26 São Carlos, 2012.

Projeto:Humanização como ferramenta de aumento de interesse nas exatas

Como foi mencionado, provavelmente a descrição

feita visa tornar Aristo simpático ao público leitor, de

maneira que aquilo que ele vier a concluir para o bem do

teatro seja considerado algo a se pensar com seriedade.

Uma possibilidade que pode reforçar essa busca de

uma autoridade para as conclusões a serem apresentadas

(grifo nosso) pode estar vinculada ao nome “Aristo”, que

representa um filósofo. Há uma semelhança evidente com o

nome “Aristóteles”, o que pode auxiliar para aproximar o

leitor do personagem.

§22, 23 e 24 (Um dia, em...)(Frequentava...)

(Tenho quarenta...)

Nesses três parágrafos Diderot expõe uma situação:

Aristo pretendia conversar com os amigos acerca de temas

filosóficos, mas não os encontrando, resolveu passear

sozinho. Aristo evitava os locais com muitas pessoas e

pensava em sua idade, seu estudo e sua alcunha de filósofo.

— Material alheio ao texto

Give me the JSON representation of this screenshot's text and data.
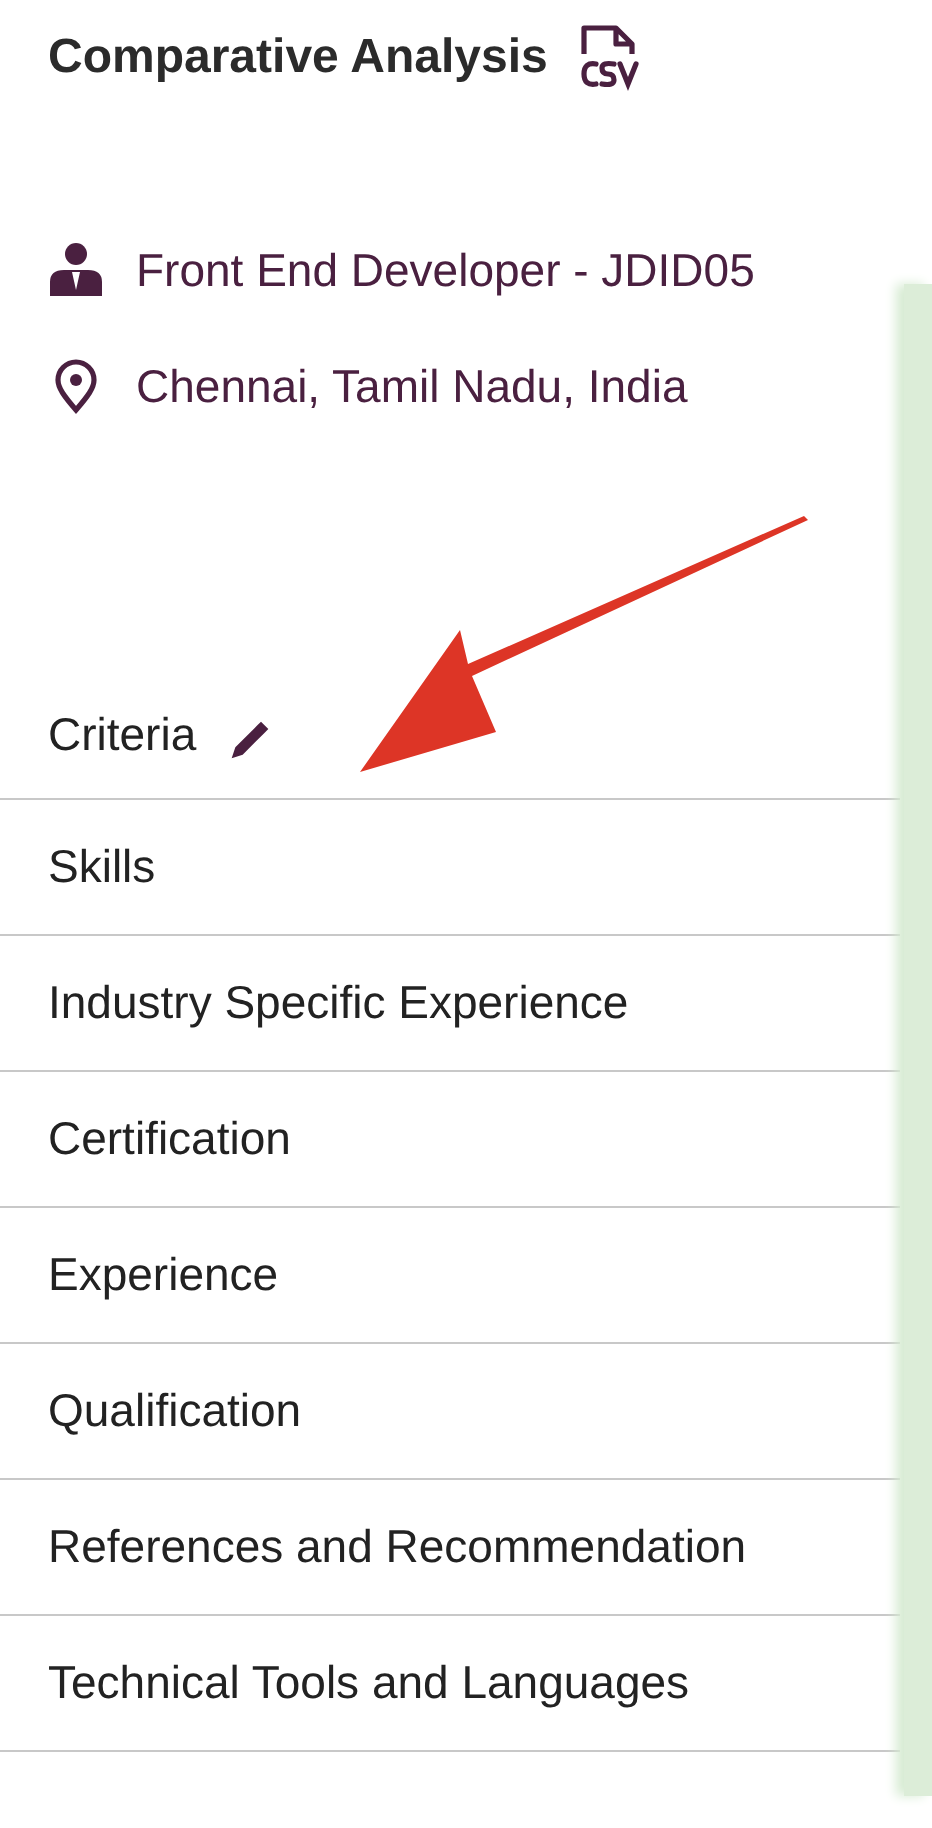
{
  "title": "Comparative Analysis",
  "job": {
    "role": "Front End Developer - JDID05",
    "location": "Chennai, Tamil Nadu, India"
  },
  "criteria": {
    "heading": "Criteria",
    "items": [
      "Skills",
      "Industry Specific Experience",
      "Certification",
      "Experience",
      "Qualification",
      "References and Recommendation",
      "Technical Tools and Languages"
    ]
  }
}
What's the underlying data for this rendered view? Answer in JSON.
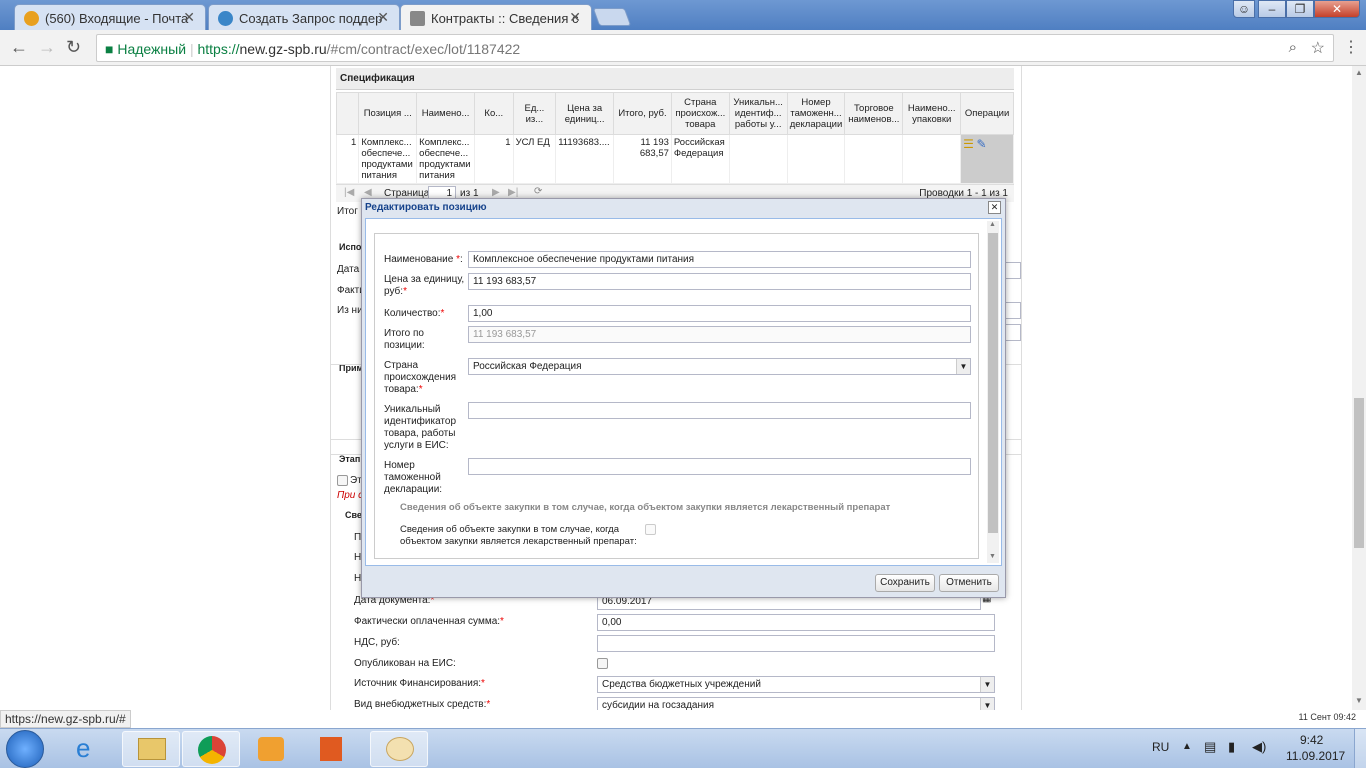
{
  "browser": {
    "tabs": [
      {
        "title": "(560) Входящие - Почта",
        "color": "#e8a020"
      },
      {
        "title": "Создать Запрос поддер",
        "color": "#3a86c8"
      },
      {
        "title": "Контракты :: Сведения с",
        "color": "#888888"
      }
    ],
    "secure_label": "Надежный",
    "url_prefix": "https://",
    "url_host": "new.gz-spb.ru",
    "url_path": "/#cm/contract/exec/lot/1187422"
  },
  "spec": {
    "header": "Спецификация",
    "columns": [
      "",
      "Позиция ...",
      "Наимено...",
      "Ко...",
      "Ед... из...",
      "Цена за единиц...",
      "Итого, руб.",
      "Страна происхож... товара",
      "Уникальн... идентиф... работы у...",
      "Номер таможенн... декларации",
      "Торговое наименов...",
      "Наимено... упаковки",
      "Операции"
    ],
    "row": [
      "1",
      "Комплекс... обеспече... продуктами питания",
      "Комплекс... обеспече... продуктами питания",
      "1",
      "УСЛ ЕД",
      "11193683....",
      "11 193 683,57",
      "Российская Федерация",
      "",
      "",
      "",
      "",
      ""
    ],
    "pager_page_label": "Страница",
    "pager_page": "1",
    "pager_of": "из 1",
    "pager_info": "Проводки 1 - 1 из 1",
    "itogo": "Итог"
  },
  "bg_cut_labels": [
    "Испол",
    "Дата з",
    "Факти",
    "Из ни",
    "Прим",
    "Этап",
    "Эта",
    "При с",
    "Свед",
    "Пл",
    "На",
    "Н"
  ],
  "bg_form": {
    "date_label": "Дата документа:",
    "date_value": "06.09.2017",
    "paid_label": "Фактически оплаченная сумма:",
    "paid_value": "0,00",
    "nds_label": "НДС, руб:",
    "nds_value": "",
    "published_label": "Опубликован на ЕИС:",
    "source_label": "Источник Финансирования:",
    "source_value": "Средства бюджетных учреждений",
    "extra_label": "Вид внебюджетных средств:",
    "extra_value": "субсидии на госзадания"
  },
  "modal": {
    "title": "Редактировать позицию",
    "name_label": "Наименование",
    "name_value": "Комплексное обеспечение продуктами питания",
    "price_label_1": "Цена за единицу,",
    "price_label_2": "руб:",
    "price_value": "11 193 683,57",
    "qty_label": "Количество:",
    "qty_value": "1,00",
    "total_label_1": "Итого по",
    "total_label_2": "позиции:",
    "total_value": "11 193 683,57",
    "country_label_1": "Страна",
    "country_label_2": "происхождения",
    "country_label_3": "товара:",
    "country_value": "Российская Федерация",
    "uid_label_1": "Уникальный",
    "uid_label_2": "идентификатор",
    "uid_label_3": "товара, работы",
    "uid_label_4": "услуги в ЕИС:",
    "uid_value": "",
    "customs_label_1": "Номер",
    "customs_label_2": "таможенной",
    "customs_label_3": "декларации:",
    "customs_value": "",
    "drug_section": "Сведения об объекте закупки в том случае, когда объектом закупки является лекарственный препарат",
    "drug_label_1": "Сведения об объекте закупки в том случае, когда",
    "drug_label_2": "объектом закупки является лекарственный препарат:",
    "save": "Сохранить",
    "cancel": "Отменить"
  },
  "status_url": "https://new.gz-spb.ru/#",
  "status_right": "11 Сент 09:42",
  "taskbar": {
    "lang": "RU",
    "time": "9:42",
    "date": "11.09.2017"
  }
}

Quanto a esta alcunha, colocando-se a si próprio a pergunta

sobre o que seria o verdadeiro, o bom e o belo, Aristo

reconheceu que não sabia a resposta, havendo, portanto

dúvida acerca da adequação dessa alcunha.

Comentário HES:

Inicialmente, o fato de Aristo preferir caminhar

sozinho talvez seja novamente uma referência a um

sentimento de misantropia, lembrando da obra mencionada

de Molière. A questão, a dúvida de Aristo, entretanto, traz

ao leitor um certo ar de ceticismo por parte do personagem,

quanto ao seu próprio “status”, ou seja, ele não sabe o que

supõe-se que deveria saber. Mas Franklin de Matos (1986)

comenta que tal abordagem não implica que esta etiqueta de

ceticismo deva ser conferida a Aristo. A sequência do texto

deve tornar isso mais claro.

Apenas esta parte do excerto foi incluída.